Ta da... two-way connectivity in and out of the Skype cloud.

What's more, because Asterisk is really a telephony platform that speaks multiple protocols, you could easily see the ability to interconnect into other systems... including SIP clouds. Here's a quick graphic showing how it could work:


I changed the color of the arrows to and from the PSTN to reflect the fact that PSTN connectivity could really occur from either the Skype cloud or directly from the Asterisk system. Conceivably you might have an Asterisk system with existing PSTN connectivity (through either hardware cards or SIP or IAX trunks) that only wants to use the Skype For Asterisk channel driver to communication to/from Skype users. On the other end, Asterisk can connect to systems running the protocols of SIP, H.323 or SCCP (Cisco Skinny), as well as whatever other protocols Asterisk sysadmins might add to their Asterisk box. They could be on-premise systems such as IP-PBXs or they could be hosted systems or "clouds" of network connectivity.

Now what is really being announced today is that you can register to join the beta program for Skype For Asterisk. You cannot download the code yet. You can't inspect it to see how it works. All we can do is speculate and sign up to join the beta program (which, it indicates, may involve an NDA).

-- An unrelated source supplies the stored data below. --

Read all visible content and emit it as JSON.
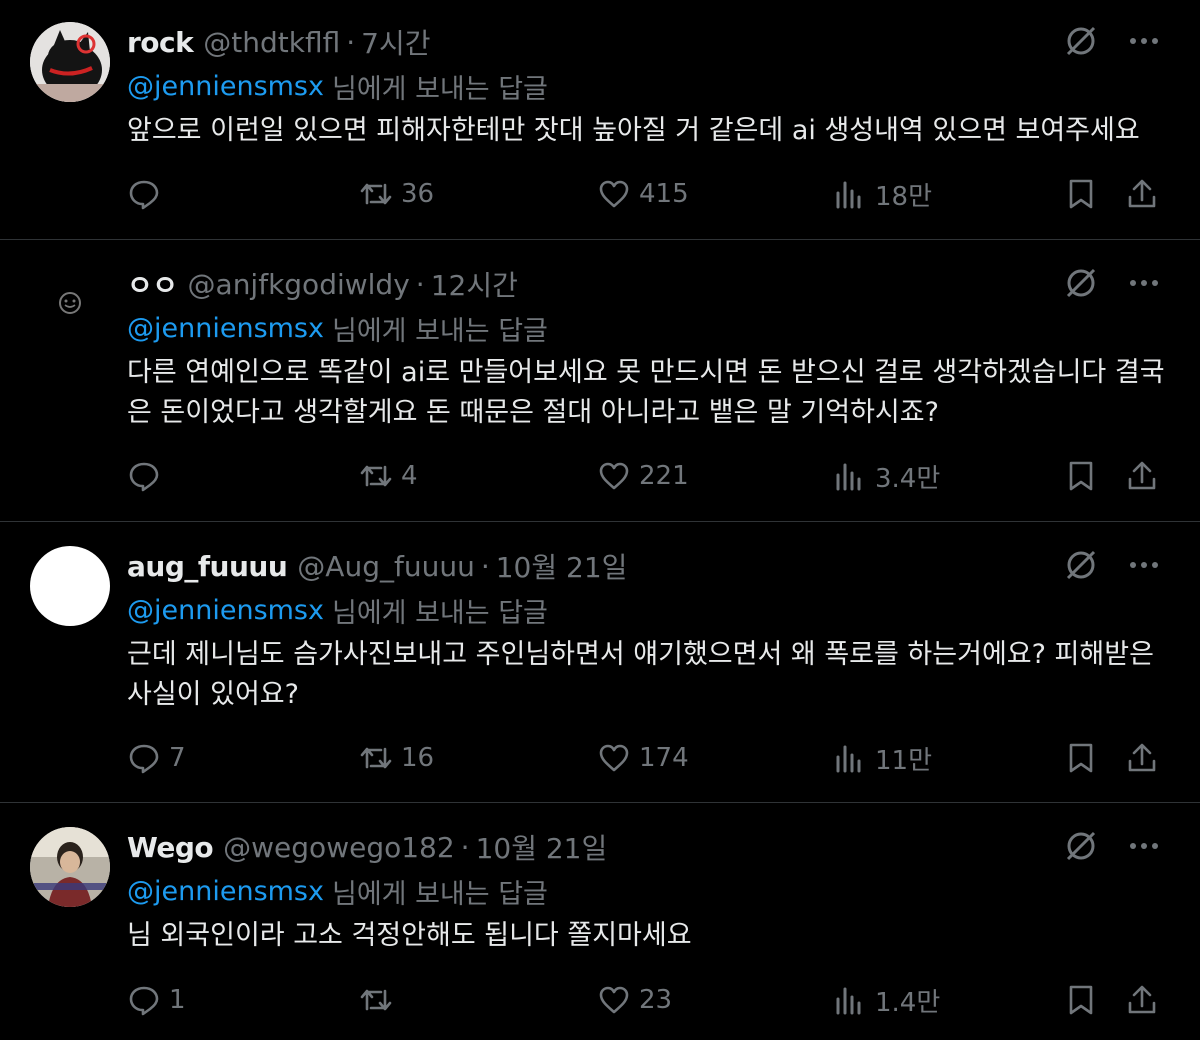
{
  "tweets": [
    {
      "name": "rock",
      "handle": "@thdtkflfl",
      "time": "7시간",
      "reply_mention": "@jenniensmsx",
      "reply_suffix": "님에게 보내는 답글",
      "text": "앞으로 이런일 있으면 피해자한테만 잣대 높아질 거 같은데 ai 생성내역 있으면 보여주세요",
      "replies": "",
      "retweets": "36",
      "likes": "415",
      "views": "18만"
    },
    {
      "name": "ㅇㅇ",
      "handle": "@anjfkgodiwldy",
      "time": "12시간",
      "reply_mention": "@jenniensmsx",
      "reply_suffix": "님에게 보내는 답글",
      "text": "다른 연예인으로 똑같이 ai로 만들어보세요 못 만드시면 돈 받으신 걸로 생각하겠습니다 결국은 돈이었다고 생각할게요 돈 때문은 절대 아니라고 뱉은 말 기억하시죠?",
      "replies": "",
      "retweets": "4",
      "likes": "221",
      "views": "3.4만"
    },
    {
      "name": "aug_fuuuu",
      "handle": "@Aug_fuuuu",
      "time": "10월 21일",
      "reply_mention": "@jenniensmsx",
      "reply_suffix": "님에게 보내는 답글",
      "text": "근데 제니님도 슴가사진보내고 주인님하면서 얘기했으면서 왜 폭로를 하는거에요? 피해받은 사실이 있어요?",
      "replies": "7",
      "retweets": "16",
      "likes": "174",
      "views": "11만"
    },
    {
      "name": "Wego",
      "handle": "@wegowego182",
      "time": "10월 21일",
      "reply_mention": "@jenniensmsx",
      "reply_suffix": "님에게 보내는 답글",
      "text": "님 외국인이라 고소 걱정안해도 됩니다 쫄지마세요",
      "replies": "1",
      "retweets": "",
      "likes": "23",
      "views": "1.4만"
    }
  ],
  "separator": "·",
  "icons": {
    "grok": "grok-icon",
    "more": "more-icon",
    "reply": "reply-icon",
    "retweet": "retweet-icon",
    "like": "like-icon",
    "views": "views-icon",
    "bookmark": "bookmark-icon",
    "share": "share-icon"
  },
  "colors": {
    "background": "#000000",
    "text": "#e7e9ea",
    "muted": "#71767b",
    "accent": "#1d9bf0",
    "divider": "#2f3336"
  }
}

Still, it's an interesting move and it will be intriguing to see how this actually works.

I'd like to understand, though, how this is or is not similar to what has been offered by Chanskype for a few years now. Is this the same code? i.e. did Skype buy or obtain the Chanskype code or team? Given the lack of any info in that regard in these announcements, I'm inclined to think it is separate code.... but how does it compare?

We'll have to see as the code becomes available. Tom Keating did say in his post that it will not be available as open source code but rather under a commercial license.

In the meantime, congrats to both the folks at Digium and Skype for making this happen - and I look forward to seeing it in action.